System Design Flashcards
Acronym for system design checklist
SAD Ninja FAR Read/ write S [from Cracking the coding interview] ----------------------------------------------------- Scalability Asynchronous operations or not? Database Network metrics Failures Availability Reliability Read/ write heavy Security
Also (SEARS) ----------------------------------------------------- Scalability Efficiency Availability Reliability Serviceability or Manageability
Design a web crawler
To crawler a single web page, all we need is to issue a HTTP GET request to the corresponding URL and parse the response data, which is kind of the core of a crawler. With that in mind, a basic web crawler can work like this:
Start with a URL pool that contains all the websites we want to crawl.
For each URL, issue a HTTP GET request to fetch the web page content.
Parse the content (usually HTML) and extract potential URLs that we want to crawl.
Add new URLs to the pool and keep crawling.
How to ensure that the same url is not added in the pool in a distributed system?
One common approach is to use Bloom Filter. In a nutshell, a bloom filter is a space-efficient system that allows you to test if an element is in a set. However, it may have false positive. In other words, a bloom filter can tell you that , either a URL is definitely not in the pool or it is probably in the pool.
To briefly explain how bloom filter works, an empty bloom filter is a bit array of m bits (all 0). There are also k hash functions that map each element to one of the m bits. So when we add a new element (URL) into the bloom filter, we will get k bits from the hash functions and set all of them to 1. Thus, when we check the existence of an element, we first get the k bits for it and if any of them is not 1, we know immediately that the element doesn’t exist. However, if all of the k bits are 1, this can come from the combination of several other elements.
Bloom filter is a very commonly used technique and it’s the perfect solution for deduping URLs in a web crawler.
Advantages and Disadvantages of SQL databases
Advantages:
- Faster Query Processing
- No Coding Skills
- Standardized Language
- Portable
- Easy to learn
Disadvantages
- Interface can get complex
- can be costly
- Need to have relationships between data
Advantages and Disadvantages of No -SQL databases
Advantages
- It stores as a key value system
- Flexibiltiy to add/remove columns
- In Sql ,you may need joins sometimes , to retrieve data from different tables , but here all your required data is contained in one block. So it’s little easier to insert and retrieve data from NoSql.

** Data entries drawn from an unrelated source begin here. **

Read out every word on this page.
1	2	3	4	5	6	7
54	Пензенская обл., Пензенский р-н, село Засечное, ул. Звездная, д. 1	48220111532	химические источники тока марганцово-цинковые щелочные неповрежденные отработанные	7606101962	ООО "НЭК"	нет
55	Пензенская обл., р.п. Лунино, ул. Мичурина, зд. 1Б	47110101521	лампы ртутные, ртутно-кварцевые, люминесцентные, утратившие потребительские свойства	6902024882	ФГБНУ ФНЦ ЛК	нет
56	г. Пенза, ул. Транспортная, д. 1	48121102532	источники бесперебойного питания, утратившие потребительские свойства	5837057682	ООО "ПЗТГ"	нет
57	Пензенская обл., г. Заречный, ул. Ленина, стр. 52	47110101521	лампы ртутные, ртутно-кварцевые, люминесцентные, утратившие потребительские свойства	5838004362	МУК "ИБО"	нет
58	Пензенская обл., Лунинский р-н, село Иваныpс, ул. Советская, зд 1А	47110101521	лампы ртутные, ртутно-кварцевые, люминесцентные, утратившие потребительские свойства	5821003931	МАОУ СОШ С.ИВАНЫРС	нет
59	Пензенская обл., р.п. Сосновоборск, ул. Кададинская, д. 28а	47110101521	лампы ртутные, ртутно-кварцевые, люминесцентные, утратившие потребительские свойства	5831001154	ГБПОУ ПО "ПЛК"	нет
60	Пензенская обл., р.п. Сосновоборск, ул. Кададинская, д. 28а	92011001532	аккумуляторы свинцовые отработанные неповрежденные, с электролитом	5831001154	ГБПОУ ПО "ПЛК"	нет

- These DB’s are built for finding metrics and getting intelligent data
Disadvantages
- Relations and Joins are hard to apply
- Reads can be slow
- In NoSQL two same id’s may have totally different data which makes updates difficult
How can you do async processing?
RabbitMQ. RabbitMQ is one of many systems which help to implement async processing.
No SQL DB types
Key-Value Stores: Data is stored in an array of key-value pairs. Well-known key-value stores include Redis, Voldemort, and Dynamo. Used for rapidly changing data(like in memory cache) as it gives better performance
Document Databases: In these databases, data is stored in documents and these documents are grouped together in collections. Its a key-value store with documents stored as values. Each document can have an entirely different structure. CouchDB and MongoDB. provide high flexibility and are often used for working with occasionally changing data.
Wide-Column Databases: Instead of ‘tables,’ we have column families, which are containers for rows. Unlike relational databases, we don’t need to know all the columns up front and each row doesn’t have to have the same number of columns. Columnar databases are best suited for analyzing large datasets - big names include Cassandra and HBase.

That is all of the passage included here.